Dissimilarity in the folding of human cytosolic creatine kinase isoenzymes

Abstract

Creatine kinase (CK, EC 2.7.3.2) plays a key role in the energy homeostasis of excitable cells. The cytosolic human CK isoenzymes exist as homodimers (HMCK and HBCK) or a heterodimer (MBCK) formed by the muscle CK subunit (M) and/or brain CK subunit (B) with highly conserved three-dimensional structures composed of a small N-terminal domain (NTD) and a large C-terminal domain (CTD). The isoforms of CK provide a novel system to investigate the sequence/structural determinants of multimeric/multidomain protein folding. In this research, the role of NTD and CTD as well as the domain interactions in CK folding was investigated by comparing the equilibrium and kinetic folding parameters of HMCK, HBCK, MBCK and two domain-swapped chimeric forms (BnMc and MnBc). Spectroscopic results indicated that the five proteins had distinct structural features depending on the domain organizations. MBCK BnMc had the smallest CD signals and the lowest stability against guanidine chloride-induced denaturation. During the biphasic kinetic refolding, three proteins (HMCK, BnMc and MnBc), which contained either the NTD or CTD of the M subunit and similar microenvironments of the Trp fluorophores, refolded about 10-fold faster than HBCK for both the fast and slow phase. The fast folding of these three proteins led to an accumulation of the aggregation-prone intermediate and slowed down the reactivation rate thereby during the kinetic refolding. Our results suggested that the intra- and inter-subunit domain interactions modified the behavior of kinetic refolding. The alternation of domain interactions based on isoenzymes also provides a valuable strategy to improve the properties of multidomain enzymes in biotechnology.

Figure 1. Domain and subunit organizations of the homodimeric CKs (HMCK and HBCK), the heterodimeric form (MBCK) and the two domain-swapped chimeric forms (BnMc and MnBc).

Figure 2. Biophysical characterization of the proteins.

(A) Far-UV CD. (B) Intrinsic Trp fluorescence. (C) Extrinsic ANS fluorescence. (D) SEC analysis. The proteins were dissolved in 20 mM Tris-HCl buffer, pH 8.0. The protein concentration was 1 mg/ml for SEC analysis, and 0.2 mg/ml for spectroscopic experiments. The far-UV CD and Trp fluorescence spectra were obtained by subtracting the spectra of the buffer.

Figure 3. Inactivation of CKs by GdnHCl.

(A) Concentration-dependence of HBCK inactivation by GdnHCl. The other four enzymes had similar inactivation curves independent on enzyme concentration (data not shown). (B) Inactivation of the five enzymes by GdnHCl.

Figure 4. Equilibrium folding of CKs.

(A) Mean residue molar ellipticity at 222 nm during unfolding. (B) Parameter A (I ₃₆₅/I ₃₂₀) of intrinsic fluorescence during unfolding. The data were fitted by the three-state model shown in Scheme 1, and the thermodynamic parameters were listed in Table 2. The fitted curves are presented as solid lines. (C) ANS fluorescence during unfolding. (D) ANS fluorescence during refolding. For clarity, the transition curves of refolding monitored by CD and Trp fluorescence are not shown. Protein unfolding were carried out by incubating 0.2 mg/ml proteins in 20 mM Tris-HCl buffer (pH 8.0) containing various concentrations of GdnHCl at 25°C overnight. The fully-unfolded proteins were prepared by denaturing 24 mg/ml proteins in 6 M GdnHCl for 1 h, and the refolding was conducted by a manual dilution (1∶120) of the denatured proteins in 20 mM Tris-HCl buffer (pH 8.0) containing various concentration of GdnHCl and incubated at 25°C overnight.
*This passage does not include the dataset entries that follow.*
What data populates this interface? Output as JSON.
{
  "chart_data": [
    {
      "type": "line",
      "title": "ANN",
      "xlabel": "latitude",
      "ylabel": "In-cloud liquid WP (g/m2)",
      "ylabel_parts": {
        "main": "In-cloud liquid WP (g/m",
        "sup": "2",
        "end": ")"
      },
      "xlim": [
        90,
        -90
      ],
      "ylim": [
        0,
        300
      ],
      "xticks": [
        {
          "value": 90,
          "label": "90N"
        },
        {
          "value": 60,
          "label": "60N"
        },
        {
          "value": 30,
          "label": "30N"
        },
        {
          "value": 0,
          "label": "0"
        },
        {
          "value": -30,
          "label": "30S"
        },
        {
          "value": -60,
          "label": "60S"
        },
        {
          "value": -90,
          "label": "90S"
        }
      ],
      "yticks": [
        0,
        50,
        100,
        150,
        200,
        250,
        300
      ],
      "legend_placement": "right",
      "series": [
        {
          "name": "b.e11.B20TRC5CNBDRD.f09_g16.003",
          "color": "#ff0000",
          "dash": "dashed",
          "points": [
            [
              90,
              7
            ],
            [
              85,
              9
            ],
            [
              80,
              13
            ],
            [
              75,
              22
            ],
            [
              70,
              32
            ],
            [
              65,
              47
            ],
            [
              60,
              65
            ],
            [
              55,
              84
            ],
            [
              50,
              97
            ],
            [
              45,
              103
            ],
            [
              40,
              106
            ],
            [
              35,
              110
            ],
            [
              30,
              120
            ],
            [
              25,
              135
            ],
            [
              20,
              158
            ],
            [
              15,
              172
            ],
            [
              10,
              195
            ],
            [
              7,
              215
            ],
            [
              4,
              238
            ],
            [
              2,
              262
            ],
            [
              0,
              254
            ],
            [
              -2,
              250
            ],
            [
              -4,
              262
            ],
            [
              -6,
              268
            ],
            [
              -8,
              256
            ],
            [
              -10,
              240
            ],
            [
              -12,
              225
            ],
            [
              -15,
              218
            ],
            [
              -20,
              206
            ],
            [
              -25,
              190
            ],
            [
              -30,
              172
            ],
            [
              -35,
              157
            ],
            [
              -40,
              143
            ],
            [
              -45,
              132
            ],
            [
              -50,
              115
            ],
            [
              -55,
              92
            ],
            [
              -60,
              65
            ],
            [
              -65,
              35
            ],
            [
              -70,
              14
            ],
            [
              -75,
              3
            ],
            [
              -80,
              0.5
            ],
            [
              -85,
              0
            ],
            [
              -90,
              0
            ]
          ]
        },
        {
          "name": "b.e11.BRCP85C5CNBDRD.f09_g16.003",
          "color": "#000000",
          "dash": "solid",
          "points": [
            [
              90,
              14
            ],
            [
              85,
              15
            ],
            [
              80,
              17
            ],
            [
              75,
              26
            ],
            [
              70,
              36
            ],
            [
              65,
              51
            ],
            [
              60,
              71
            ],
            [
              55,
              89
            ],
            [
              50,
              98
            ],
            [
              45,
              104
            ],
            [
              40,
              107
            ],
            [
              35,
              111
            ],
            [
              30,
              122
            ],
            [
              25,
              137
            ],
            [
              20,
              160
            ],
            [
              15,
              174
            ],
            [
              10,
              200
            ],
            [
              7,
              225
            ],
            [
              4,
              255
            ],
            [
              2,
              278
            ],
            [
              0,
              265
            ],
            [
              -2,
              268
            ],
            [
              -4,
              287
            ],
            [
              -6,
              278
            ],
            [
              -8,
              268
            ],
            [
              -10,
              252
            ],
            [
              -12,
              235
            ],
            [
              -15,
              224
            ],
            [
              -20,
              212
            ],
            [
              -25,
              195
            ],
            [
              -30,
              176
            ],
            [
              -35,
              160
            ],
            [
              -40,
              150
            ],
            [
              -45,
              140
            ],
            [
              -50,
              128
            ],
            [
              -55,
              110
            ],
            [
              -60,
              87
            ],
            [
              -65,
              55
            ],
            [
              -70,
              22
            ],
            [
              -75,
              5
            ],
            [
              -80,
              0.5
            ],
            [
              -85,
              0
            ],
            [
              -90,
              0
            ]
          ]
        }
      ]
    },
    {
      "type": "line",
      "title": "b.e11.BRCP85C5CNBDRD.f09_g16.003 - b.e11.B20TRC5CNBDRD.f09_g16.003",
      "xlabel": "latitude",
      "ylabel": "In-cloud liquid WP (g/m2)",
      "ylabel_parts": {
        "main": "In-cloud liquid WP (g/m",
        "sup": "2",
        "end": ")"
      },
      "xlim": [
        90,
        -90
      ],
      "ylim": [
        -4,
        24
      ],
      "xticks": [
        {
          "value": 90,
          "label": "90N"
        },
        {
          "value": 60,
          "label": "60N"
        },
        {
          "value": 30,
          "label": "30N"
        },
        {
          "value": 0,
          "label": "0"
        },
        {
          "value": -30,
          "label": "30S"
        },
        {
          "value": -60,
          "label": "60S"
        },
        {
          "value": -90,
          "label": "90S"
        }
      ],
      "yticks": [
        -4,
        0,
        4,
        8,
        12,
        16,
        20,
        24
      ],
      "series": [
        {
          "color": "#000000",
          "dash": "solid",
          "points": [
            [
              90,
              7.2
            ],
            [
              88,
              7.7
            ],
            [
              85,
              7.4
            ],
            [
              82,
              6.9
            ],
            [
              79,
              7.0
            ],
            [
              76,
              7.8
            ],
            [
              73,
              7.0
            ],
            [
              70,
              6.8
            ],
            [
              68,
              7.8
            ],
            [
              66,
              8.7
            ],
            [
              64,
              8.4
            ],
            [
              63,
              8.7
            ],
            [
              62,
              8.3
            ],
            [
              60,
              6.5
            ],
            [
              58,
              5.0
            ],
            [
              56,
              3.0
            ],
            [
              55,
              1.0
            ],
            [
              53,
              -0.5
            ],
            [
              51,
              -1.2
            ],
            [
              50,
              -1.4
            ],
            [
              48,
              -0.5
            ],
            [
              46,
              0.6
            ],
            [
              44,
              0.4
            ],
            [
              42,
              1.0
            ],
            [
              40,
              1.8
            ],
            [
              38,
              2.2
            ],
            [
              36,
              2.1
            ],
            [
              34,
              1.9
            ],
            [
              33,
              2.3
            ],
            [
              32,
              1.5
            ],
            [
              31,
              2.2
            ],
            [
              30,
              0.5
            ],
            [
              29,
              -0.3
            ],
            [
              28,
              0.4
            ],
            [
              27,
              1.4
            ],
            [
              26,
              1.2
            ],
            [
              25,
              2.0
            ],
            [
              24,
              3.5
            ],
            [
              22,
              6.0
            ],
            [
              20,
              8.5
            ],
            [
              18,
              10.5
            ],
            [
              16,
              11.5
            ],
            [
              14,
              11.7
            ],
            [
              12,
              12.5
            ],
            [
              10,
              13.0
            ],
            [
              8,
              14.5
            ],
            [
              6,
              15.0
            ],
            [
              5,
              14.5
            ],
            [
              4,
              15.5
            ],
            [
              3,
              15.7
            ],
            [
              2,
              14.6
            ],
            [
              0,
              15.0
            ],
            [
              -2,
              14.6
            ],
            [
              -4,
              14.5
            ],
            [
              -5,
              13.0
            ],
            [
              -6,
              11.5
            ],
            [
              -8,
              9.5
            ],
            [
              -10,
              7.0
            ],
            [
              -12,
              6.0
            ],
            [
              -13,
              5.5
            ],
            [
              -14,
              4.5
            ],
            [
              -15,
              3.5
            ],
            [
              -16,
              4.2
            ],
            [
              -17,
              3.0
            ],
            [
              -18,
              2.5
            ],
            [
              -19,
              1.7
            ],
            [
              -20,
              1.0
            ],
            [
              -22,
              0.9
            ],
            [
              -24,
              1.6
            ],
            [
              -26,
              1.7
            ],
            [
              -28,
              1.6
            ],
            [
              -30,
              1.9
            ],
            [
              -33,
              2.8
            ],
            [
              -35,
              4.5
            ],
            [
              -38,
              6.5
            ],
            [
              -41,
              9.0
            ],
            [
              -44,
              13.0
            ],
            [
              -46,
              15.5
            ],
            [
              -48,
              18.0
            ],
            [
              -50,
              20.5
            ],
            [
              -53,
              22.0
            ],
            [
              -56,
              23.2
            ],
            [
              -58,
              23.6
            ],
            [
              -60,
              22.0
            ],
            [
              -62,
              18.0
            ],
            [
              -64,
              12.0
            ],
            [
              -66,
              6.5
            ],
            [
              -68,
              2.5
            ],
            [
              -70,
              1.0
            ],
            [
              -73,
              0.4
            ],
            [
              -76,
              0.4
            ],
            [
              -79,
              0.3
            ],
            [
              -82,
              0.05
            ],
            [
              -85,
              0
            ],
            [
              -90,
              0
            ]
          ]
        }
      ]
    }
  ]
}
Figure 5. Reactivation, refolding and aggregation kinetics of CKs.

(A) Refolding kinetics of CKs monitored by the intrinsic fluorescence emission at 350 nm (excited at 295 nm) versus time. (B) Reactivation kinetics monitored by the recovered activity of the samples quenched at suitable time intervals. The activity data were normalized by taking the activity of the native enzymes as 100%. (C) The time-course aggregation during refolding was monitored by the turbidity at 400 nm, and the data were recorded every 2 s. The refolding was initiated by manually diluting the fully denatured proteins in the refolding buffer with a mixing ratio of 1∶200 for refolding and reactivation and 1∶120 for aggregation. The reactivation and aggregation data were fitted by a single exponential kinetics, and the refolding data were fitted by the biphasic kinetics. The fitted curves are presented as solid lines.

Figure 6. Correlation of the extent of aggregation (A ₄₀₀) with the refolding and reactivation rate constants.

(A) A ₄₀₀ versus the reactivation rate constant. (B) A ₄₀₀ versus the fast-phase rate constant of refolding.